By Rieva Lesonsky
Luxury isn’t what it used to be. A study on “The New Luxury” from market research firm IBISWorld reports affluent consumers are spending more-but their luxury purchases are a little less, well, luxurious.
These affluent consumers, says IBISWorld, are more price-conscious than they were pre-recession, so while they are “loosening their purse strings,” they “have opted for more subdued, conscientious and functional versions of luxury.”
Some industries have benefitted from this new focus, notably “flash sale” websites such as Gilt, Joss & Main, and One Kings Lane. Just the other day Fab.com, a design-focused flash sale site, raised $105 million in a new round of funding.

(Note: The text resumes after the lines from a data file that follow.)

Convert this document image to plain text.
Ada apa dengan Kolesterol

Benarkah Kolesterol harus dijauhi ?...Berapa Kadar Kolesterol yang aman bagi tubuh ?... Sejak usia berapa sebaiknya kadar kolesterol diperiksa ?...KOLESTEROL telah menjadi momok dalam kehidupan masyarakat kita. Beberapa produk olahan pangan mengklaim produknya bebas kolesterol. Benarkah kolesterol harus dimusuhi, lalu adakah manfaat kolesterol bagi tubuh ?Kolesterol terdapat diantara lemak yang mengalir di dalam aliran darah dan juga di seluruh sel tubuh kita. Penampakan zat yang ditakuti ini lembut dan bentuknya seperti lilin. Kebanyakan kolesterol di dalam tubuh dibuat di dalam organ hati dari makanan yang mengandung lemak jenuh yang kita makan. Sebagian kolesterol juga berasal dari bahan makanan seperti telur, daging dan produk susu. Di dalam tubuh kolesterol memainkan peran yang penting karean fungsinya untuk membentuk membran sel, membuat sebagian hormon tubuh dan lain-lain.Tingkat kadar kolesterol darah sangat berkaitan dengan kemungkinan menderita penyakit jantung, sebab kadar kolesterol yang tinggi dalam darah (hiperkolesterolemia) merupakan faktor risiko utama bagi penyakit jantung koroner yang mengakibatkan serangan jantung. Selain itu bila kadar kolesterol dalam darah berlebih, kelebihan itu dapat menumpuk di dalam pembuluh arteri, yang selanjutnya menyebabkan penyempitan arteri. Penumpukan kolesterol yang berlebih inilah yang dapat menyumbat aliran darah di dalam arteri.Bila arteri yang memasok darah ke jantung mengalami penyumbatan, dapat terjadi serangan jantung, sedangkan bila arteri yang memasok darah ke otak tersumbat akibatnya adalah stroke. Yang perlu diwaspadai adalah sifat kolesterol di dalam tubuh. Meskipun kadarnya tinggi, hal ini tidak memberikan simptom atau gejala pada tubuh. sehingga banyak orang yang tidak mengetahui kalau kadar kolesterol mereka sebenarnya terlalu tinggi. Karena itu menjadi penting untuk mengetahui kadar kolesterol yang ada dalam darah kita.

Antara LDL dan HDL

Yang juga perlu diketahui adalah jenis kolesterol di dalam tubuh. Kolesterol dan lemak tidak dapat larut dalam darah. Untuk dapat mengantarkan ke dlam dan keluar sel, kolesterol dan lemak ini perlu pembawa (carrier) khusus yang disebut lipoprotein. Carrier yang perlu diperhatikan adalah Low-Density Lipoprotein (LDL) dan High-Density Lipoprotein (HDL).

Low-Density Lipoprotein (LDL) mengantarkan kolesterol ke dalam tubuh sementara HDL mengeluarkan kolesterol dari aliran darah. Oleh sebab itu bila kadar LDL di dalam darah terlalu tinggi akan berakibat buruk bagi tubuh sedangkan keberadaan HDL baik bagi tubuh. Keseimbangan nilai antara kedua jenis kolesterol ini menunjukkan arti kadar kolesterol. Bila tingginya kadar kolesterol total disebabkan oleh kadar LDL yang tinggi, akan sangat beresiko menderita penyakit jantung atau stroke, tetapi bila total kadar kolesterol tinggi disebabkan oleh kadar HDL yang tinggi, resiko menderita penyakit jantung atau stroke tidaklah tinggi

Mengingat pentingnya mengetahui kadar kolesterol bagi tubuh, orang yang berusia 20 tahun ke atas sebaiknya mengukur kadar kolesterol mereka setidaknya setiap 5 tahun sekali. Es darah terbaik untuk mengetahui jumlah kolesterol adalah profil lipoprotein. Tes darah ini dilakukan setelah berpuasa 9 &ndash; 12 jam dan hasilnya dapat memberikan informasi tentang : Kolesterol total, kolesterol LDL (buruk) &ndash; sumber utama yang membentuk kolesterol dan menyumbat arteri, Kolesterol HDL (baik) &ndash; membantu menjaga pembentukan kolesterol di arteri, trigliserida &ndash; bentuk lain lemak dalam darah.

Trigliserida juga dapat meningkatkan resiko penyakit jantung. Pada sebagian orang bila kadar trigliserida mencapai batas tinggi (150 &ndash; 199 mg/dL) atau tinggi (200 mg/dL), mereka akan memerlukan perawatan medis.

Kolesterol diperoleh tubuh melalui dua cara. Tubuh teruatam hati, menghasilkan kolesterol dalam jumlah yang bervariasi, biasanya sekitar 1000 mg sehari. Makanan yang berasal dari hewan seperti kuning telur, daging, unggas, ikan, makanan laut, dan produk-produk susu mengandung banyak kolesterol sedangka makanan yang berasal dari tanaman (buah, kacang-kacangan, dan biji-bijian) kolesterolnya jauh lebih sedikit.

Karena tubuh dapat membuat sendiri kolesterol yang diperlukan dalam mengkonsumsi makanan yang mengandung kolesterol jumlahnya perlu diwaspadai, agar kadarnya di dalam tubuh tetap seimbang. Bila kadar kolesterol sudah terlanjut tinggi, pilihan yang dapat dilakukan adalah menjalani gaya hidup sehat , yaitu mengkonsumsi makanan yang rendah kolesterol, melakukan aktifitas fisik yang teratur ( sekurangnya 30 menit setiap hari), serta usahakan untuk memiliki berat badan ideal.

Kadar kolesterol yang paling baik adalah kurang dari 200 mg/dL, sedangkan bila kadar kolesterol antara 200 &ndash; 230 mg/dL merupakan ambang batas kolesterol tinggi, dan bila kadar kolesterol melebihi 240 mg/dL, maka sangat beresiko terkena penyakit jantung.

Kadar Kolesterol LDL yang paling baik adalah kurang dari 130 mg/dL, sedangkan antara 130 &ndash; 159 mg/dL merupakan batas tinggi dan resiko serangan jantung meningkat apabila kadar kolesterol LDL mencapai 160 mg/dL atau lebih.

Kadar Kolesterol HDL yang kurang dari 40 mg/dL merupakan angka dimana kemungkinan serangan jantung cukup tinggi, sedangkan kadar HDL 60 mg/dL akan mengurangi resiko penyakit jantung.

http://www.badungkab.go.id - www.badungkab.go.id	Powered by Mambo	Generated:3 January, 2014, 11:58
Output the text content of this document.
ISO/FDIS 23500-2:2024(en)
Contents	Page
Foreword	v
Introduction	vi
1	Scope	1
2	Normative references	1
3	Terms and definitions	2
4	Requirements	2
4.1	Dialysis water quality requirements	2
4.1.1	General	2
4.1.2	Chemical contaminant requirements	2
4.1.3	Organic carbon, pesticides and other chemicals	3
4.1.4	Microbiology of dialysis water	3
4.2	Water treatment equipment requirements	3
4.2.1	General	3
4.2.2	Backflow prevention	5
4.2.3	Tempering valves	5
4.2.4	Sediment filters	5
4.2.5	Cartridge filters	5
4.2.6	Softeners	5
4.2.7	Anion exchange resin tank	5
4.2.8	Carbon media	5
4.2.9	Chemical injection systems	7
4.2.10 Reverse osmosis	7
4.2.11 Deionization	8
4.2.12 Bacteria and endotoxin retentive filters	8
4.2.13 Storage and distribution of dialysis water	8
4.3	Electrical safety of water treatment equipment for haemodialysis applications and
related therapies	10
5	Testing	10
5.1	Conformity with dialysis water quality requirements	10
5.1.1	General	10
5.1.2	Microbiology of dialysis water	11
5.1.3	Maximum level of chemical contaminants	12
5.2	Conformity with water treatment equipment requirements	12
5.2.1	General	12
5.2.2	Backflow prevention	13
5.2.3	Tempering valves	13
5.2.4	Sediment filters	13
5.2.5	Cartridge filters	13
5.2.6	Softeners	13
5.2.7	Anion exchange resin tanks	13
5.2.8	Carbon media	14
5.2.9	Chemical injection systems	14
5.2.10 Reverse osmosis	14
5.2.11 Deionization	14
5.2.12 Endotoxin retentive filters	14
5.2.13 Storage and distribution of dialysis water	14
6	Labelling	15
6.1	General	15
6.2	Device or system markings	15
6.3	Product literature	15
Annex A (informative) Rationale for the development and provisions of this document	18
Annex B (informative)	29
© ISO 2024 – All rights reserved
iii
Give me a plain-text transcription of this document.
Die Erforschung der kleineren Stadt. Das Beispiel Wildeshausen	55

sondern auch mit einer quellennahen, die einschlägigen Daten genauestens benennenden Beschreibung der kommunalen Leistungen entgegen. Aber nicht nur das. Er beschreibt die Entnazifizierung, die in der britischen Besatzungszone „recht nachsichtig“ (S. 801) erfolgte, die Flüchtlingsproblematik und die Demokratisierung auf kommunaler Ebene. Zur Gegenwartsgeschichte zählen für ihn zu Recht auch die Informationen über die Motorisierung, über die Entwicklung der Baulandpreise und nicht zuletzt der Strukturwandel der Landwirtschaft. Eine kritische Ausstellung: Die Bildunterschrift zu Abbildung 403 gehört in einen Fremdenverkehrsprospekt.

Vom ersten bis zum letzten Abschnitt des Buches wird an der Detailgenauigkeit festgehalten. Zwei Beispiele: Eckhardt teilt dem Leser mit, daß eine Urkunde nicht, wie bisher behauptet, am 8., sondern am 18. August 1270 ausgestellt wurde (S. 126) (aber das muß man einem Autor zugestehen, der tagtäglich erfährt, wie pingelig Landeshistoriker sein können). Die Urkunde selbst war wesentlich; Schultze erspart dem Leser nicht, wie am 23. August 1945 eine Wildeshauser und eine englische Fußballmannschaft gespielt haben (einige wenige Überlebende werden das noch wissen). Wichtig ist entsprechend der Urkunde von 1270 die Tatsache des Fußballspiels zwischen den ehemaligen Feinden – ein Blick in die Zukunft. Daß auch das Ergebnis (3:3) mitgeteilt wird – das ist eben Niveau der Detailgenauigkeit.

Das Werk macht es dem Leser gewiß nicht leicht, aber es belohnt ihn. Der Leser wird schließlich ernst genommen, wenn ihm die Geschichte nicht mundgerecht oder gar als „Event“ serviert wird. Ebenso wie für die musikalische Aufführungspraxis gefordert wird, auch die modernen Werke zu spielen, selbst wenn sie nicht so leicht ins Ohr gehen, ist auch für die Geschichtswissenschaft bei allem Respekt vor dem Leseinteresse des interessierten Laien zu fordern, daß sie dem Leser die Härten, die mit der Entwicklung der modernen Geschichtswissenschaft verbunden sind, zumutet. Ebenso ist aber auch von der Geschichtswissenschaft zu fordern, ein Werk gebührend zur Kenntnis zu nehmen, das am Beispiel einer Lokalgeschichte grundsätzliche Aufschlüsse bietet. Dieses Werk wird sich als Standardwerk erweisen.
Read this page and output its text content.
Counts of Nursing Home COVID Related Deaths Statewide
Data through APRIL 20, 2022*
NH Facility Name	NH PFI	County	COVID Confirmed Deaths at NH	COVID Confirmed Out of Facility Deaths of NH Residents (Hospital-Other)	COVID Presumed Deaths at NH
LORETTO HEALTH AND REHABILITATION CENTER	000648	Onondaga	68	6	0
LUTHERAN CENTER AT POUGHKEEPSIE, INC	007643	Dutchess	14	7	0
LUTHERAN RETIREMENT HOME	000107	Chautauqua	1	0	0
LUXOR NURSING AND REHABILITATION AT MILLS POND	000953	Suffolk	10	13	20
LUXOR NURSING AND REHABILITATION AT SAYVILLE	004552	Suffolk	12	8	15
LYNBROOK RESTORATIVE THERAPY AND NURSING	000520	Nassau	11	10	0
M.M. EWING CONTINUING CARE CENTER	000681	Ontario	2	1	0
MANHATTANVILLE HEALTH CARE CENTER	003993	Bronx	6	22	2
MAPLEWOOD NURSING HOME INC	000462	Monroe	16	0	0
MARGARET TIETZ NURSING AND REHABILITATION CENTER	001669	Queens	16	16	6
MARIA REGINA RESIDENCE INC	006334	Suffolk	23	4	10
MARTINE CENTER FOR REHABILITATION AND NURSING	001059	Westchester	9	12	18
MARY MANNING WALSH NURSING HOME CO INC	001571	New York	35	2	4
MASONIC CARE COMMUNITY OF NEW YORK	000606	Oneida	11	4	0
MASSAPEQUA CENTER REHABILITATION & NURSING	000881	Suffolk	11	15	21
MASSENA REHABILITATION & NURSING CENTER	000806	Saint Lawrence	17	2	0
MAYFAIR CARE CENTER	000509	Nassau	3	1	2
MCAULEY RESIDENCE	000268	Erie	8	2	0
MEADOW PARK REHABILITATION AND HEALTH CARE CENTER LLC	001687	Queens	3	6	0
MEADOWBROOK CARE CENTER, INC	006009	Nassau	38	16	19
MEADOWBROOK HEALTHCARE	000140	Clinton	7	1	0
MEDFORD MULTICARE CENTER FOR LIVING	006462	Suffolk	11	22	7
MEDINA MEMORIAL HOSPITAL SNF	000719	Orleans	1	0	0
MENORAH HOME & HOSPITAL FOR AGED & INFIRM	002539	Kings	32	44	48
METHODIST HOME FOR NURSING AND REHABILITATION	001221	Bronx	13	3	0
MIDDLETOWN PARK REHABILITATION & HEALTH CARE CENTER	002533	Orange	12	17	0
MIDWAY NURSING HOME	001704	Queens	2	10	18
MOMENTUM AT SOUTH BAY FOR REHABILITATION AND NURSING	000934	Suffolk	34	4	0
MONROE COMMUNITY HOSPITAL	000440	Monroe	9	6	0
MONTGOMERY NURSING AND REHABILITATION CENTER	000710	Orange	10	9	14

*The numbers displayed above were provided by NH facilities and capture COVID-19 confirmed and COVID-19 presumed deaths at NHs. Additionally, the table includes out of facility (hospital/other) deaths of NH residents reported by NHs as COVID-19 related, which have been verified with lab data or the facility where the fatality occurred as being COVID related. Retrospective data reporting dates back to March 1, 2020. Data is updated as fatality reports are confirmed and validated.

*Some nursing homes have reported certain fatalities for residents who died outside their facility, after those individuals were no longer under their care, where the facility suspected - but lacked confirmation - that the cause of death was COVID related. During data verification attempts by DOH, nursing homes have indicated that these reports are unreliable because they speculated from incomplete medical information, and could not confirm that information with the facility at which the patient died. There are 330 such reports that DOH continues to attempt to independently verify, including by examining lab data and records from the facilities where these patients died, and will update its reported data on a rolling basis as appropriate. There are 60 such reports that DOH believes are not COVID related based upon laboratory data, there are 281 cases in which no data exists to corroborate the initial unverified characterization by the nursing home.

Of course, also reaping the rewards of this new focus are daily deal sites like Groupon and Living Social. In fact IBISWorld reports that while there were only four daily deal websites in 2007, there are nearly 650 today.
Last year I wrote about “frugality fatigue” and how Americans were starting to indulge again, but in smaller doses. This was reflected in the uptick in business experienced by (and IBISWorld’s statistics verify this) day spas and nail salons, which IBISWorld calls “nearly recession-proof” industries, and the emergence of new services like blow-dry hair salons. (We’ve written about those in previous TrendCasts, which can be found on our website.) Much of the increased business comes at the expense of higher-priced luxury spas.
Essentially, in this age of personalization (another hot trend), luxury is in the eye of the beholder. Consumers are “indulging” in lipstick, nail polish, organic food and “exotic” chocolate.
If you currently sell high-end goods, consider spinning off a lower-priced product line, or a daily price-breaking offering. All entrepreneurs need to realize that consumers want to spend less, yet not feel deprived.